# Thread: triple integrations

1. ## triple integrations

1. consider the solid tetrahedron determined by (0,0,0), (0,0,1),
(0,root13,0), (root2, root13, 0). SET UP the triple integrations so that its volume = triple integral of dy*dx*dz, and triple integral of dz*dy*dx.
is asking for the limit boundaries.
please explain step by step, i have the answers, but i dont' know how to get there.

2. find the center of mass of the solid above z = root(x^2+y^2) and below x^2 + y^2 + z^2 =4, and the density at a point equals the z-coordinate of the point.
i believe the center of mass = moment/mass.
with this problem please also explain step by step, and state all the equations you used.

THX!!!

2. Originally Posted by Econ_time
1. consider the solid tetrahedron determined by (0,0,0), (0,0,1),
(0,root13,0), (root2, root13, 0). SET UP the triple integrations so that its volume = triple integral of dy*dx*dz, and triple integral of dz*dy*dx.
is asking for the limit boundaries.
please explain step by step, i have the answers, but i dont' know how to get there.
Look at hand drawn picture below.

As you know the volume is,
$\int\int_S\int dV$
Where, $S$ is the set of points determined by this tetrahedron.
By Fubini's theorem it can be computed as,
$\int_A \int \int_{u(x,y)}^{v(x,y)} dz\, dA$
Where,
$u(x,y)$ is the lower surface bound on the tetrahedron in this case $u(x,y)=0$ and $v(x,y)$ is the equation of the plane above. To find the equation of that plane we need to find the equation of the plane passing through the points:
$(0,0,1)$, $(0,\sqrt{13},0)$, and $(\sqrt{3},\sqrt{13},0)$
I am not going to find the equation of the plane that is for thee to find.

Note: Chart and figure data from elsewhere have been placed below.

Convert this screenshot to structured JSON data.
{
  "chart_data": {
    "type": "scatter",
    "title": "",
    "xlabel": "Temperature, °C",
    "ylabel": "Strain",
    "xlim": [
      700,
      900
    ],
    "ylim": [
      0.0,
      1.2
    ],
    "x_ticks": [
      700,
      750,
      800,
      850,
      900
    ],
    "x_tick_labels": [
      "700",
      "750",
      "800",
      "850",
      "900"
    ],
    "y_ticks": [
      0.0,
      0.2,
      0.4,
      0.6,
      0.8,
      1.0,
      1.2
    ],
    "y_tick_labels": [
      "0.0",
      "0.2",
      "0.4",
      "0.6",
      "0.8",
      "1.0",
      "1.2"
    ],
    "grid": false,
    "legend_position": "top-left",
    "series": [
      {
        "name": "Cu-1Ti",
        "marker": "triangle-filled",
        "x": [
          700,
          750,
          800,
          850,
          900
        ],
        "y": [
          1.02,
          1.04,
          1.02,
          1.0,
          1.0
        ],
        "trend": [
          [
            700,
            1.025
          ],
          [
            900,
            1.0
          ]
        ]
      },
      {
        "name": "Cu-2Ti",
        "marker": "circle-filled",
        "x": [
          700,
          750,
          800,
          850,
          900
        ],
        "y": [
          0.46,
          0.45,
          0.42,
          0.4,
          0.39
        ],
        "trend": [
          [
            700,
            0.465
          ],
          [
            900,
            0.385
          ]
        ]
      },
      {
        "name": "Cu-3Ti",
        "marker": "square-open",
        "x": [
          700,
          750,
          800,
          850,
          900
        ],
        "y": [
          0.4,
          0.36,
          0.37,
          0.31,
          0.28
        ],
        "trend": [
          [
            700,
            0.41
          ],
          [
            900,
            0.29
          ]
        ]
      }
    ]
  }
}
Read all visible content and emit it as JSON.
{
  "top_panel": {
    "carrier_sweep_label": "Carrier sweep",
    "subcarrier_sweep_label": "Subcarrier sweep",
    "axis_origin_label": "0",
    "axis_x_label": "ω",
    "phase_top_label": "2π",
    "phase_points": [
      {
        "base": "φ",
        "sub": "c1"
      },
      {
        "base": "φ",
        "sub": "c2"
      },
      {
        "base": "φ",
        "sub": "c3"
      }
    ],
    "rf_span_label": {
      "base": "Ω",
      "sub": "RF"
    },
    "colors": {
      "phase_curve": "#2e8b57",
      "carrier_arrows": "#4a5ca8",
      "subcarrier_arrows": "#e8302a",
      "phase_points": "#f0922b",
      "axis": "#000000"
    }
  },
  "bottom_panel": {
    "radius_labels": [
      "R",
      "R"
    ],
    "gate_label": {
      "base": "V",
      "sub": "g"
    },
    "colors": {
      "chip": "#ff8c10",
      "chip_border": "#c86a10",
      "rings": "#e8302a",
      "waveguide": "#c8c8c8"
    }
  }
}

Next, you need to express the region as Type I and Type II:
In that case,
$\int_0^{\sqrt{3}} \int_{\sqrt{13/3}x}^{\sqrt{13}} \int_0^{v(x,y)} dz\, dy\, dx$
And,
$\int_0^{\sqrt{13}} \int_0^{\sqrt{3/13}y} \int_0^{v(x,y)} dz\, dx\, dy$

Again where,
$v(x,y)$
Is the equation of plane expressed in terms of $x,y$